- Cover to the 1982 release

Single by Family

from the album Bandstand
- B-side: Glove
- Released: December 8, 1972 (UK)
- Recorded: 1972
- Studio: Olympic Studios, London
- Genre: Progressive rock
- Length: 4:20
- Label: Reprise (UK), United Artists (US)
- Songwriters: Roger Chapman; Charlie Whitney;
- Producers: Family; George Chkiantz;

Family singles chronology
| "Burlesque" (1972) | "My Friend the Sun" (1972) | "Boom Bang" (1973) |

Official audio
- "My Friend the Sun" on YouTube

= My Friend the Sun =

"My Friend the Sun" is a song by the British rock band Family. It was written by Roger Chapman and Charlie Whitney for the band's 1972 album Bandstand. The single did not make the UK Singles Chart.
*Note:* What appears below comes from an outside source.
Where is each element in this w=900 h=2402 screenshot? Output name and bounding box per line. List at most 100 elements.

It was later released on the Strange Band: The Best of Family album and A's & B's album. In 1976 Record World called the song a "Family favourite" alongside "Burlesque." Both songs were later released together by Rebecca Records on 22 January 1982, with "Burlesque" as the A-side and "My Friend the Sun" as the B-side.

==Reviews==

Record Mirror said of the song that "(It is) Family's second single from their ' 'Bandstand' ' album (to be) released. It is their gentle song...a notable contrast to Burlesque, which gave the group one of their biggest British hits." Bob McBeath (Easy Livin) of Prog Archives said "'My Friend the Sun' was perhaps too different to their previous releases to succeed as a single. The song is a soft acoustic ballad with CSN like harmonies, and accordion backing." Lorenzo Galbiati (jamesbaldwin) also of Prog Archives said "'My Friend the Sun' is a prog-folk song (vote 8+) with in the foreground the voice of Chapman, here splendidly delicate, tender, and the acoustic guitar. Wetton sings the harmony vocals. The song is simple but very inspired.", and Only Solitaire said that "'My Friend The Sun' is a guitar/accordion ballad with a very pretty and friendly sound".

==Track listing==
- December 1972 7" vinyl single release
1. "My Friend the Sun" - 4:20
2. "Glove" - 4:53

- January 1982 7" vinyl single release
3. Burlesque - 4:04
4. "My Friend the Sun" - 4:20

==Personnel==
- Roger Chapman – lead vocals, percussion
- Charlie Whitney – guitars
- Poli Palmer – accordion
- John Wetton – basses, backing vocals
- Rob Townsend – drums, percussion

== Cover versions ==
The song has been covered by Linda Lewis for her 1977 album Woman Overboard and by Jimmy Nail for his 1999 album Tadpoles in a Jar. "My Friend the Sun" was also covered by Peter Holsapple and Chris Stamey of the North Carolina band the dB's on their 2009 duo album Here and Now.